AUO Corporation ("AUO" or the "Company") (TAIEX: 2409; NYSE: AUO) today held its investor conference and announced its unaudited consolidated financial results for the first quarter of 2015(1).

 

Consolidated revenues in the first quarter of 2015 were NT$95.30 billion, down 9.6% from the previous quarter. Gross profit was NT$14.35 billion, with a gross margin of 15.1%. Operating profit was NT$8.95 billion, with an operating margin of 9.4%. AUO's net profit for the first quarter of 2015 was NT$5.27 billion. Net profit attributable to owners of Company was NT$5.16 billion, with a basic EPS of NT$0.54(2).

 

In the first quarter of 2015, large-sized panel(3) shipments totaled 26.80 million units, down by 8.9% quarter-over-quarter. Shipments of small-and-medium-sized panels in the same quarter were around 42.65 million units, roughly flat compared with the fourth quarter of 2014.

 

AUO's unaudited consolidated results for the first quarter of 2015 were highlighted as below:

 

  • Revenues of NT$95.30 billion
  • Operating profit of NT$8.95 billion
  • Net profit of NT$5.27 billion
  • Basic EPS of NT$0.54(2)
  • Gross margin was 15.1%
  • Operating margin was 9.4%
  • EBITDA(4) margin was 23.4%

 

Looking back to the first quarter, affected by the seasonal factors and its annual maintenance during slow season, AUO's revenue declined by 9.6% quarter-over-quarter. However, thanks to the significant enhancement of its cost and expense structures, along with the positive effects brought by the currency fluctuations, the Company's operating profit was better than expected and reached NT$8.95 billion, growing by nearly 13 times year-over-year. It is also worthwhile to mention that AUO's operating and EBITDA margins in the first quarter rose to 9.4% and 23.4%, respectively, both reaching the highest ratios over the past 19 quarters.
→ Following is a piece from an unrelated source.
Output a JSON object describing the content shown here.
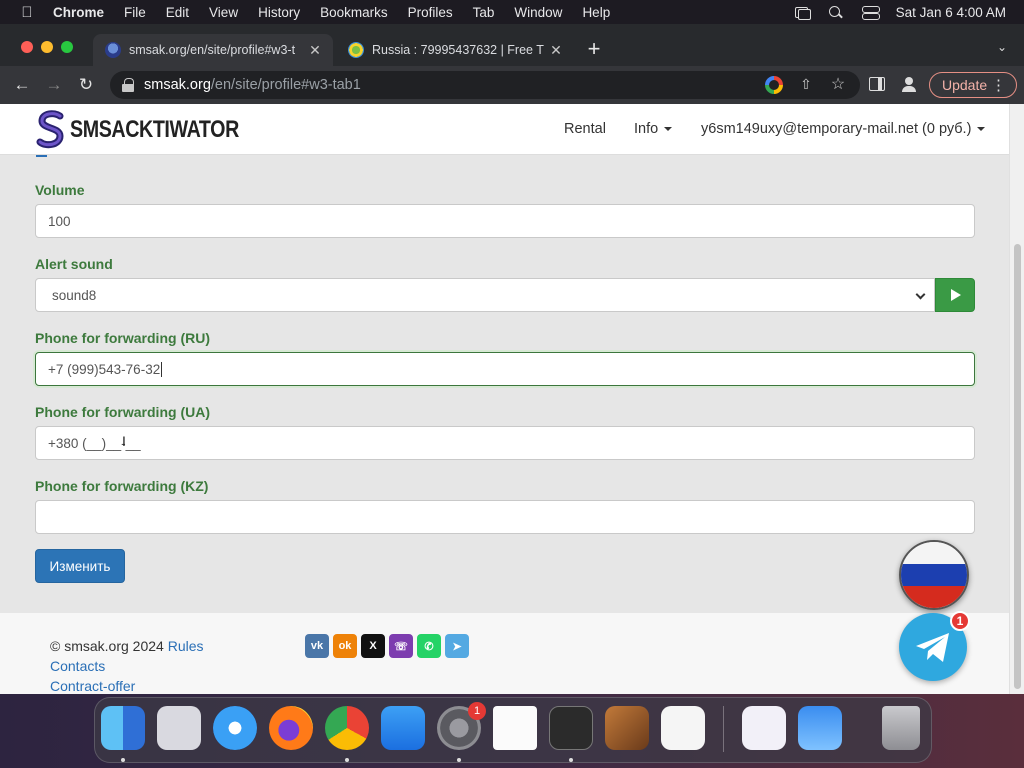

These operating results in the first quarter were on par with the Company's peak season performance in the second half of 2014. In addition, the Company's financial structure also continued to improve, and its net debt to equity ratio was further lowered to 25.9%, a new low in recent years.

 

Over the past few years, AUO has fully executed the strategy of "Focus, Simplification and Value Added" on its technologies, products and internal management. The Company's significant improvements in cost optimization and operating efficiency in the first quarter have demonstrated its accumulated, long-term efforts. Looking forward to the second quarter and the future, facing the macroeconomic uncertainties, AUO will continue to strengthen its product mix as well as technological competitiveness, and also improve its cost control and management, aiming to increase its capability to withstand economic fluctuations and ultimately enhance its long-term profitability and stability.

 

 

(1) All financial information was unaudited and was prepared by the Company in accordance with Taiwan IFRS.
(2) Basic EPS in the first quarter of 2015 was calculated based on the weighted average outstanding shares of the reporting quarter (9,624 million shares).
(3) Large size refers to panels that are 10 inches and above in diagonal measurement.
(4)EBITDA = Operating Profit + D&A, that is, operating profit before depreciation and amortization.